Peut-être étaient-ce nos sourires béats qui les ont amusés. L'échange commence sur une remarque approbatrice de Mike sur le T-shirt Motörhead de Gui, qui lui répond qu'il a adoré leur concert du Hellfest.
Alice in Chains (Main Square 2014)
Pouvez-vous nous parler du prochain album Rainier fog attendu pour la fin août ? Les deux premiers morceaux "The one you know" et "So far under" sont du Alice In Chains pur jus, doit-on s'attendre à des surprises ?
Will : C'est difficile à dire pour nous parce que nous en sommes tellement proches. D'après les premières réactions de ceux qui ont écouté l'album en entier, certains trucs semblent avoir agréablement surpris les gens. Mais ça fait partie du jeu : on crée l'album, on le laisse vivre sa vie et une fois qu'il est sorti, chacun réagit à sa manière. Toutes les réactions sont aussi valables que les nôtres, donc vous allez devoir l'écouter vous-mêmes pour vous faire votre propre opinion.
La pochette de l'album semble un nouvelle fois chargée de symboles, est-ce une demande de vos soins ou une volonté de l'artiste ?
Mike : Nous sommes assez impliqués à toutes les étapes et ça a toujours été le cas. Mais je vais appuyer ce que disait Will : les artistes créent des choses pour que les autres les traduisent. Donc en quelque sorte, ce que vous pensez de la symbolique de la pochette ne nous regarde pas. C'est à vous de vous l'approprier. Nous, on a donné naissance au disque et maintenant, il ne nous appartient plus. C'est votre disque. On préfère que ça se passe comme ça, on n'aime pas que ce qu'on fait soit trop figé et évident. Mais il y a quelques secrets rien que pour nous sur ce disque.

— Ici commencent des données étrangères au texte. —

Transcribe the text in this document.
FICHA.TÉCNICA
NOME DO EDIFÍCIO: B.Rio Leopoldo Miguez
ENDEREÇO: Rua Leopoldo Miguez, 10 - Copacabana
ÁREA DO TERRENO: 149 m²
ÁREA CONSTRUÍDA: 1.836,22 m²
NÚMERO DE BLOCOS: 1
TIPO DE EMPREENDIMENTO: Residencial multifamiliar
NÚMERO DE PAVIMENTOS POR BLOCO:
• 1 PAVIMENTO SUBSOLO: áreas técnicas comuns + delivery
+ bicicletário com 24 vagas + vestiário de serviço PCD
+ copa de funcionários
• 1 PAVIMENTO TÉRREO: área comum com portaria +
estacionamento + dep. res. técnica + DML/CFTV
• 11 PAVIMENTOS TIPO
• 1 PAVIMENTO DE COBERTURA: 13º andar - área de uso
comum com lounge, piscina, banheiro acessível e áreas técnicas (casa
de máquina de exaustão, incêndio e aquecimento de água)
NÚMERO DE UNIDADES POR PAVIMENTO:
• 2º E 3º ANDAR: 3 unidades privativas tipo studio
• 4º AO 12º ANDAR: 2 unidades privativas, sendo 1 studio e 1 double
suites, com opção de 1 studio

Vous n'avez pas donné de concert en 2017, la scène vous a manqué ?
Mike : Toujours !
Will : Oui et non. Ça fait du bien de s'arrêter un peu de jouer devant le public, ne serait-ce que parce qu'on a besoin de vivre tout simplement, d'intégrer la vie normale. Mais aussi en 2017, on a passé toute l'année à enregistrer. Quand on passe en mode "enregistrement", quand on entre dans cet état d'esprit qui est nécessaire pour enregistrer, c'est très difficile d'en sortir et de penser à autre chose ou de faire autre chose. Mais l'idée, c'est que quand on a terminé d'enregistrer, et c'est un processus qui est souvent long, surtout dans ce groupe, on a toute cette joie qu'on emporte avec nous en tournée. Quand il est temps de remonter sur scène, on a toute cette énergie en plus et c'est un bonheur de repartir en tournée. C'est ce qu'on ressent en ce moment, on en est exactement à cette étape-là : on est ravis d'être ici, malgré toutes les difficultés, on est super contents d'avoir de nouveaux morceaux. C'est vraiment un moment cool. Surtout ici, c'est magnifique ! [Ndlr : l'interview s'est déroulée au bord du lac du Malsaucy, en pleine nature]
Mike : Oui, cet endroit est superbe ! Moi, ça m'a manqué. Quand on s'est absenté aussi longtemps et qu'on revient après une année, c'est quand même agréable d'être là. C'est un peu notre habitat naturel, les coulisses des festivals. C'est comme des tribus qui se rassemblent, on retrouve plein de vieux potes qu'on ne voit que dans ce genre d'endroits. C'est cool de voir ces vieux potes et de faire ce qu'on fait. D'un autre côté, plus on vieillit et plus on apprécie de rester un peu plus à la maison. Comme disait Will, on a besoin de vivre notre vie. Si on passait notre temps en tournée, puis à enregistrer, puis en tournée à nouveau, sans vivre un peu entre les deux, vous n'entendriez que des chansons sur le repas qui était dégueu, mon vol agité, la femme de chambre de l'hôtel qui faisait trop de bruit, tu vois ?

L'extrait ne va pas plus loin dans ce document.